Note: A break from my usual satire, an editorial on the brief amount I know on the sitUation, as I have dubbed it.
After reports that former University of Miami booster Nevin Shapiro, who is currently serving a 20-year prison sentence for masterminding a $930 million Ponzi scheme, had confessed quite casually to soliciting tens of thousands of dollars in benefits to potential players, the reaction from the sporting community is a general idea of “it sounds about right.”
I mean, it’s Miami. Not South Dakota State.
Shapiro claims to have given everything from money and cars to yacht trips, jewelry, nights at strip clubs and sex parties, and much more to a laundry list of top notch Miami recruits (most of which seem to have flopped in the NFL).
Sure, there are those who are acting surprised, and SportsCenter Anchors aren’t exactly allowed to come out and say they figured this would happen, but today’s college athletic landscape is so screwed up, so distorted that it has begun to resemble the post-steroid blowup in Major League Baseball.

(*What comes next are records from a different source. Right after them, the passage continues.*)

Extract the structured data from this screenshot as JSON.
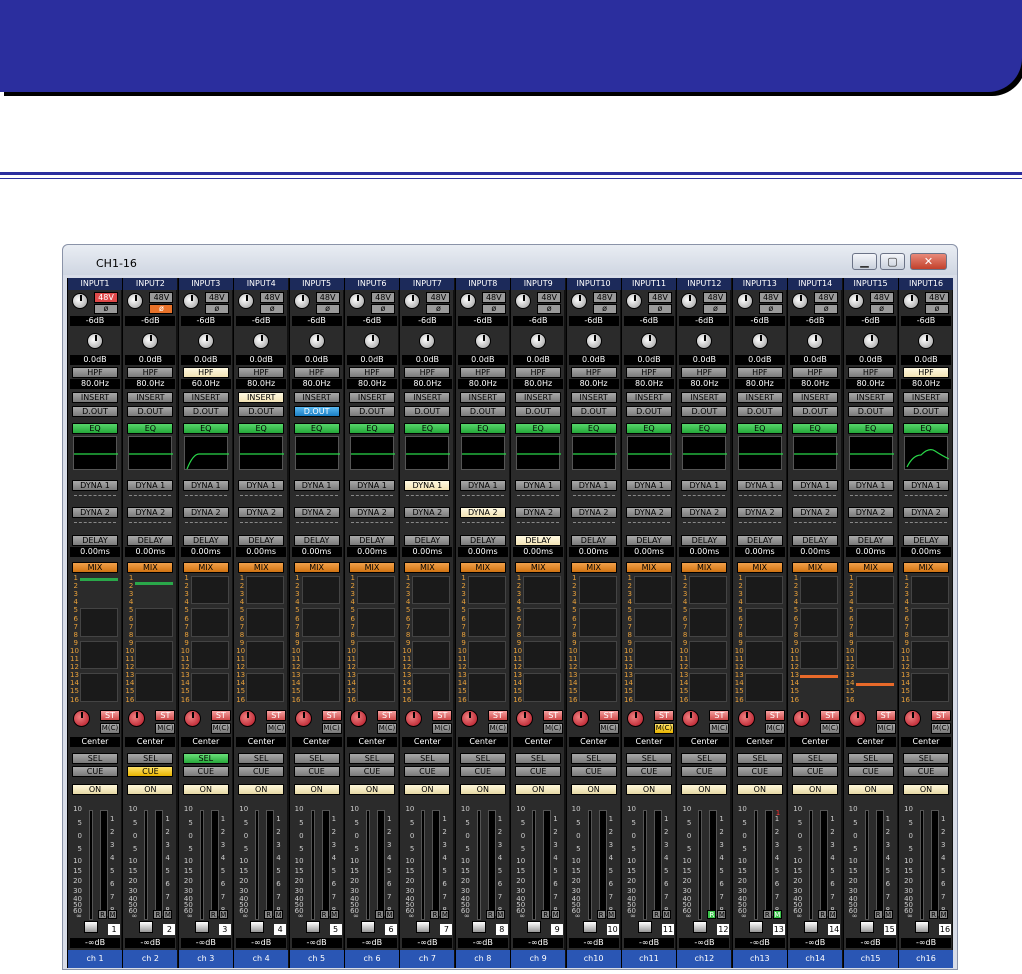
{
  "window": {
    "title": "CH1-16"
  },
  "channels": [
    {
      "input": "INPUT1",
      "gain": "-6dB",
      "p48": "48V",
      "p48_on": true,
      "phase_on": false,
      "trim": "0.0dB",
      "hpf": "80.0Hz",
      "hpf_on": false,
      "insert_on": false,
      "dout_on": false,
      "eq_curve": "flat",
      "dyna1_on": false,
      "dyna2_on": false,
      "delay": "0.00ms",
      "delay_on": false,
      "bus_level": "bar-1",
      "pan": "Center",
      "mc_on": false,
      "sel_on": false,
      "cue_on": false,
      "r_on": false,
      "m_on": false,
      "fader": "-∞dB",
      "num": "1",
      "name": "ch 1"
    },
    {
      "input": "INPUT2",
      "gain": "-6dB",
      "p48": "48V",
      "p48_on": false,
      "phase_on": true,
      "trim": "0.0dB",
      "hpf": "80.0Hz",
      "hpf_on": false,
      "insert_on": false,
      "dout_on": false,
      "eq_curve": "flat",
      "dyna1_on": false,
      "dyna2_on": false,
      "delay": "0.00ms",
      "delay_on": false,
      "bus_level": "bar-2",
      "pan": "Center",
      "mc_on": false,
      "sel_on": false,
      "cue_on": true,
      "r_on": false,
      "m_on": false,
      "fader": "-∞dB",
      "num": "2",
      "name": "ch 2"
    },
    {
      "input": "INPUT3",
      "gain": "-6dB",
      "p48": "48V",
      "p48_on": false,
      "phase_on": false,
      "trim": "0.0dB",
      "hpf": "60.0Hz",
      "hpf_on": true,
      "insert_on": false,
      "dout_on": false,
      "eq_curve": "lowcut",
      "dyna1_on": false,
      "dyna2_on": false,
      "delay": "0.00ms",
      "delay_on": false,
      "bus_level": "none",
      "pan": "Center",
      "mc_on": false,
      "sel_on": true,
      "cue_on": false,
      "r_on": false,
      "m_on": false,
      "fader": "-∞dB",
      "num": "3",
      "name": "ch 3"
    },
    {
      "input": "INPUT4",
      "gain": "-6dB",
      "p48": "48V",
      "p48_on": false,
      "phase_on": false,
      "trim": "0.0dB",
      "hpf": "80.0Hz",
      "hpf_on": false,
      "insert_on": true,
      "dout_on": false,
      "eq_curve": "flat",
      "dyna1_on": false,
      "dyna2_on": false,
      "delay": "0.00ms",
      "delay_on": false,
      "bus_level": "none",
      "pan": "Center",
      "mc_on": false,
      "sel_on": false,
      "cue_on": false,
      "r_on": false,
      "m_on": false,
      "fader": "-∞dB",
      "num": "4",
      "name": "ch 4"
    },
    {
      "input": "INPUT5",
      "gain": "-6dB",
      "p48": "48V",
      "p48_on": false,
      "phase_on": false,
      "trim": "0.0dB",
      "hpf": "80.0Hz",
      "hpf_on": false,
      "insert_on": false,
      "dout_on": true,
      "eq_curve": "flat",
      "dyna1_on": false,
      "dyna2_on": false,
      "delay": "0.00ms",
      "delay_on": false,
      "bus_level": "none",
      "pan": "Center",
      "mc_on": false,
      "sel_on": false,
      "cue_on": false,
      "r_on": false,
      "m_on": false,
      "fader": "-∞dB",
      "num": "5",
      "name": "ch 5"
    },
    {
      "input": "INPUT6",
      "gain": "-6dB",
      "p48": "48V",
      "p48_on": false,
      "phase_on": false,
      "trim": "0.0dB",
      "hpf": "80.0Hz",
      "hpf_on": false,
      "insert_on": false,
      "dout_on": false,
      "eq_curve": "flat",
      "dyna1_on": false,
      "dyna2_on": false,
      "delay": "0.00ms",
      "delay_on": false,
      "bus_level": "none",
      "pan": "Center",
      "mc_on": false,
      "sel_on": false,
      "cue_on": false,
      "r_on": false,
      "m_on": false,
      "fader": "-∞dB",
      "num": "6",
      "name": "ch 6"
    },
    {
      "input": "INPUT7",
      "gain": "-6dB",
      "p48": "48V",
      "p48_on": false,
      "phase_on": false,
      "trim": "0.0dB",
      "hpf": "80.0Hz",
      "hpf_on": false,
      "insert_on": false,
      "dout_on": false,
      "eq_curve": "flat",
      "dyna1_on": true,
      "dyna2_on": false,
      "delay": "0.00ms",
      "delay_on": false,
      "bus_level": "none",
      "pan": "Center",
      "mc_on": false,
      "sel_on": false,
      "cue_on": false,
      "r_on": false,
      "m_on": false,
      "fader": "-∞dB",
      "num": "7",
      "name": "ch 7"
    },
    {
      "input": "INPUT8",
      "gain": "-6dB",
      "p48": "48V",
      "p48_on": false,
      "phase_on": false,
      "trim": "0.0dB",
      "hpf": "80.0Hz",
      "hpf_on": false,
      "insert_on": false,
      "dout_on": false,
      "eq_curve": "flat",
      "dyna1_on": false,
      "dyna2_on": true,
      "delay": "0.00ms",
      "delay_on": false,
      "bus_level": "none",
      "pan": "Center",
      "mc_on": false,
      "sel_on": false,
      "cue_on": false,
      "r_on": false,
      "m_on": false,
      "fader": "-∞dB",
      "num": "8",
      "name": "ch 8"
    },
    {
      "input": "INPUT9",
      "gain": "-6dB",
      "p48": "48V",
      "p48_on": false,
      "phase_on": false,
      "trim": "0.0dB",
      "hpf": "80.0Hz",
      "hpf_on": false,
      "insert_on": false,
      "dout_on": false,
      "eq_curve": "flat",
      "dyna1_on": false,
      "dyna2_on": false,
      "delay": "0.00ms",
      "delay_on": true,
      "bus_level": "none",
      "pan": "Center",
      "mc_on": false,
      "sel_on": false,
      "cue_on": false,
      "r_on": false,
      "m_on": false,
      "fader": "-∞dB",
      "num": "9",
      "name": "ch 9"
    },
    {
      "input": "INPUT10",
      "gain": "-6dB",
      "p48": "48V",
      "p48_on": false,
      "phase_on": false,
      "trim": "0.0dB",
      "hpf": "80.0Hz",
      "hpf_on": false,
      "insert_on": false,
      "dout_on": false,
      "eq_curve": "flat",
      "dyna1_on": false,
      "dyna2_on": false,
      "delay": "0.00ms",
      "delay_on": false,
      "bus_level": "none",
      "pan": "Center",
      "mc_on": false,
      "sel_on": false,
      "cue_on": false,
      "r_on": false,
      "m_on": false,
      "fader": "-∞dB",
      "num": "10",
      "name": "ch10"
    },
    {
      "input": "INPUT11",
      "gain": "-6dB",
      "p48": "48V",
      "p48_on": false,
      "phase_on": false,
      "trim": "0.0dB",
      "hpf": "80.0Hz",
      "hpf_on": false,
      "insert_on": false,
      "dout_on": false,
      "eq_curve": "flat",
      "dyna1_on": false,
      "dyna2_on": false,
      "delay": "0.00ms",
      "delay_on": false,
      "bus_level": "none",
      "pan": "Center",
      "mc_on": true,
      "sel_on": false,
      "cue_on": false,
      "r_on": false,
      "m_on": false,
      "fader": "-∞dB",
      "num": "11",
      "name": "ch11"
    },
    {
      "input": "INPUT12",
      "gain": "-6dB",
      "p48": "48V",
      "p48_on": false,
      "phase_on": false,
      "trim": "0.0dB",
      "hpf": "80.0Hz",
      "hpf_on": false,
      "insert_on": false,
      "dout_on": false,
      "eq_curve": "flat",
      "dyna1_on": false,
      "dyna2_on": false,
      "delay": "0.00ms",
      "delay_on": false,
      "bus_level": "none",
      "pan": "Center",
      "mc_on": false,
      "sel_on": false,
      "cue_on": false,
      "r_on": true,
      "m_on": false,
      "fader": "-∞dB",
      "num": "12",
      "name": "ch12"
    },
    {
      "input": "INPUT13",
      "gain": "-6dB",
      "p48": "48V",
      "p48_on": false,
      "phase_on": false,
      "trim": "0.0dB",
      "hpf": "80.0Hz",
      "hpf_on": false,
      "insert_on": false,
      "dout_on": false,
      "eq_curve": "flat",
      "dyna1_on": false,
      "dyna2_on": false,
      "delay": "0.00ms",
      "delay_on": false,
      "bus_level": "none",
      "pan": "Center",
      "mc_on": false,
      "sel_on": false,
      "cue_on": false,
      "r_on": false,
      "m_on": true,
      "fader": "-∞dB",
      "num": "13",
      "name": "ch13"
    },
    {
      "input": "INPUT14",
      "gain": "-6dB",
      "p48": "48V",
      "p48_on": false,
      "phase_on": false,
      "trim": "0.0dB",
      "hpf": "80.0Hz",
      "hpf_on": false,
      "insert_on": false,
      "dout_on": false,
      "eq_curve": "flat",
      "dyna1_on": false,
      "dyna2_on": false,
      "delay": "0.00ms",
      "delay_on": false,
      "bus_level": "bar-14",
      "pan": "Center",
      "mc_on": false,
      "sel_on": false,
      "cue_on": false,
      "r_on": false,
      "m_on": false,
      "fader": "-∞dB",
      "num": "14",
      "name": "ch14"
    },
    {
      "input": "INPUT15",
      "gain": "-6dB",
      "p48": "48V",
      "p48_on": false,
      "phase_on": false,
      "trim": "0.0dB",
      "hpf": "80.0Hz",
      "hpf_on": false,
      "insert_on": false,
      "dout_on": false,
      "eq_curve": "flat",
      "dyna1_on": false,
      "dyna2_on": false,
      "delay": "0.00ms",
      "delay_on": false,
      "bus_level": "bar-15",
      "pan": "Center",
      "mc_on": false,
      "sel_on": false,
      "cue_on": false,
      "r_on": false,
      "m_on": false,
      "fader": "-∞dB",
      "num": "15",
      "name": "ch15"
    },
    {
      "input": "INPUT16",
      "gain": "-6dB",
      "p48": "48V",
      "p48_on": false,
      "phase_on": false,
      "trim": "0.0dB",
      "hpf": "80.0Hz",
      "hpf_on": true,
      "insert_on": false,
      "dout_on": false,
      "eq_curve": "peak",
      "dyna1_on": false,
      "dyna2_on": false,
      "delay": "0.00ms",
      "delay_on": false,
      "bus_level": "none",
      "pan": "Center",
      "mc_on": false,
      "sel_on": false,
      "cue_on": false,
      "r_on": false,
      "m_on": false,
      "fader": "-∞dB",
      "num": "16",
      "name": "ch16"
    }
  ],
  "labels": {
    "hpf": "HPF",
    "insert": "INSERT",
    "dout": "D.OUT",
    "eq": "EQ",
    "dyna1": "DYNA 1",
    "dyna2": "DYNA 2",
    "delay": "DELAY",
    "mix": "MIX",
    "st": "ST",
    "mc": "M(C)",
    "sel": "SEL",
    "cue": "CUE",
    "on": "ON",
    "phase": "ø",
    "r": "R",
    "m": "M",
    "bus_numbers": [
      "1",
      "2",
      "3",
      "4",
      "5",
      "6",
      "7",
      "8",
      "9",
      "10",
      "11",
      "12",
      "13",
      "14",
      "15",
      "16"
    ],
    "fader_scale": [
      "10",
      "5",
      "0",
      "5",
      "10",
      "15",
      "20",
      "30",
      "40",
      "50",
      "60",
      "∞"
    ],
    "meter_scale": [
      "1",
      "2",
      "3",
      "4",
      "5",
      "6",
      "7",
      "8"
    ],
    "meter_peak": "1"
  },
  "colors": {
    "banner": "#2b2e9e",
    "eq_on": "#2aa84a",
    "mix": "#e8822a",
    "dout_on": "#1a7ec4",
    "cue_on": "#f0c020",
    "sel_on": "#3ac44a",
    "pan_knob": "#c8102e",
    "ch_name": "#2a56b4"
  },
  "icons": {
    "minimize": "minimize-icon",
    "maximize": "maximize-icon",
    "close": "close-icon"
  }
}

It started slowly, every story carrying weight and hitting us where it hurt, a gut-check to loyal fans. But just as player after player after player came up guilty of juicing, program after program after program is falling victim (wrong word) to (at least) allegations of cheating, bribing and manipulating their way to the top.
The sitUation (I like that name more and more every time I think about it) was not even considered a top story on ESPN, dropping from the front page of the website after less than an hour. A year ago this would have stopped their programming, and now it is just another in a long line of college athletic mishaps.
And while we don’t condone Miami’s behavior, can we really be mad? At the time of their cheating (I don’t even feel like using the word allegedly), it was the thing to do. If they didn’t pay Willis McGahee to come destroy his knee in Miami, another school would. It was so accepted it became necessary. Cheat or fall behind. Roid up or sit out. It was just the culture of the time.
I’m sure all over the country, coaches and AD’s are cheating to bring in recruits. Hopefully it’s just my school doing it, I’d like some national titles.
I paused for a minute. I’m not sure if I mean that last sentence or not.